Studying complex, circulating digital rhetorical actions from a technofeminist lens also requires methodoogies that counter injustice and that refuse to reinforce exclusionary practices, or what Kristine Blair and Christine Tulley (2007) referred to as a "continued articulation of the powerful, yet complicated triangulation of feminist methodology, political action, and technological literacy" (p. 70). As I specifically focus on in this web text, women of color have been calling on feminists for decades to help build coalitions meant to improve the lives of all women, including queer and trans women of color (see brown, 2017; hooks, 1984; Lorde, 2007). Studying digital feminist rhetorics also offers an opportunity to center and amplify the experiences and innovations of women of color and to actively work against systemic racism, rather than implicitly reproducing it as is all too common when women of color are not centered in the discourse (Carey, 2018; Gutenson & Bachelor Robinson, 2016; Kynard, 2010). Those of us who analyze activist rhetorics from a position of privilege need to do this work while amplifying the strategies and voices of those who are multiply marginalized, but we cannot continue to place the work of enacting intersectional feminist praxes only on these communities, while ignoring the need for others such as white women to take on more of the responsibility. Thus, in this web text, I offer some ways forward for privileged allies to enact greater rhetorical awareness when studying technofeminist activist rhetorics across differences.

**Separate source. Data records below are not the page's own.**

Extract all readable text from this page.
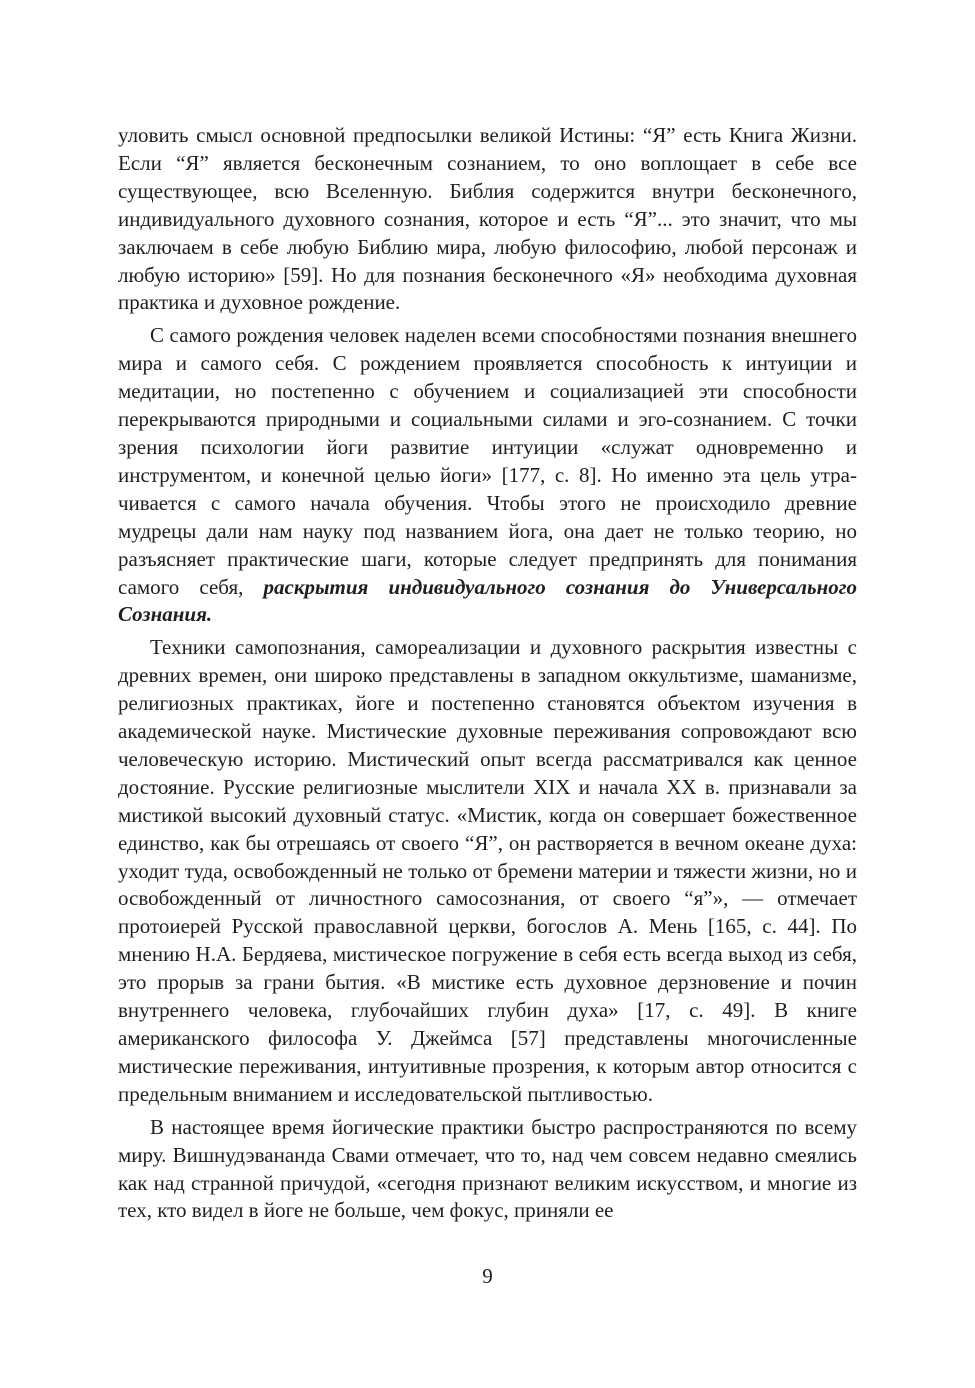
уловить смысл основной предпосылки великой Истины: “Я” есть Книга Жизни. Если “Я” является бесконечным сознанием, то оно воплощает в себе все существующее, всю Вселенную. Библия содержится внутри бесконечного, индивидуального духовного сознания, которое и есть “Я”... это значит, что мы заключаем в себе любую Библию мира, любую философию, любой персонаж и любую историю» [59]. Но для познания бесконечного «Я» необходима духовная практика и духовное рождение.

С самого рождения человек наделен всеми способностями познания внешнего мира и самого себя. С рождением проявляется способность к интуиции и медитации, но постепенно с обучением и социализацией эти способности перекрываются природными и социальными силами и эго-сознанием. С точки зрения психологии йоги развитие интуиции «служат одновременно и инструментом, и конечной целью йоги» [177, с. 8]. Но именно эта цель утрачивается с самого начала обучения. Чтобы этого не происходило древние мудрецы дали нам науку под названием йога, она дает не только теорию, но разъясняет практические шаги, которые следует предпринять для понимания самого себя, раскрытия индивидуального сознания до Универсального Сознания.

Техники самопознания, самореализации и духовного раскрытия известны с древних времен, они широко представлены в западном оккультизме, шаманизме, религиозных практиках, йоге и постепенно становятся объектом изучения в академической науке. Мистические духовные переживания сопровождают всю человеческую историю. Мистический опыт всегда рассматривался как ценное достояние. Русские религиозные мыслители XIX и начала XX в. признавали за мистикой высокий духовный статус. «Мистик, когда он совершает божественное единство, как бы отрешаясь от своего “Я”, он растворяется в вечном океане духа: уходит туда, освобожденный не только от бремени материи и тяжести жизни, но и освобожденный от личностного самосознания, от своего “я”», — отмечает протоиерей Русской православной церкви, богослов А. Мень [165, с. 44]. По мнению Н.А. Бердяева, мистическое погружение в себя есть всегда выход из себя, это прорыв за грани бытия. «В мистике есть духовное дерзновение и почин внутреннего человека, глубочайших глубин духа» [17, с. 49]. В книге американского философа У. Джеймса [57] представлены многочисленные мистические переживания, интуитивные прозрения, к которым автор относится с предельным вниманием и исследовательской пытливостью.

В настоящее время йогические практики быстро распространяются по всему миру. Вишнудэвананда Свами отмечает, что то, над чем совсем недавно смеялись как над странной причудой, «сегодня признают великим искусством, и многие из тех, кто видел в йоге не больше, чем фокус, приняли ее

9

The rest of this web text is organized as follows: In the next section, I explore my positionality in relation to the Women's March and its circulation. Then, I outline a framework for disrupting white feminisms in the uptake of the Women's March. I apply this framework in the "Accountability" section by using accountability to vulnerable communities as a measure of efficacy for feminist rhetorics. Overall, I hope to use the Women's March as an occasion for thought for feminist rhetoricians about how we might work across differential axes of privilege and oppression to study the movement of protest rhetoric while maintaining accountability to vulnerable communities.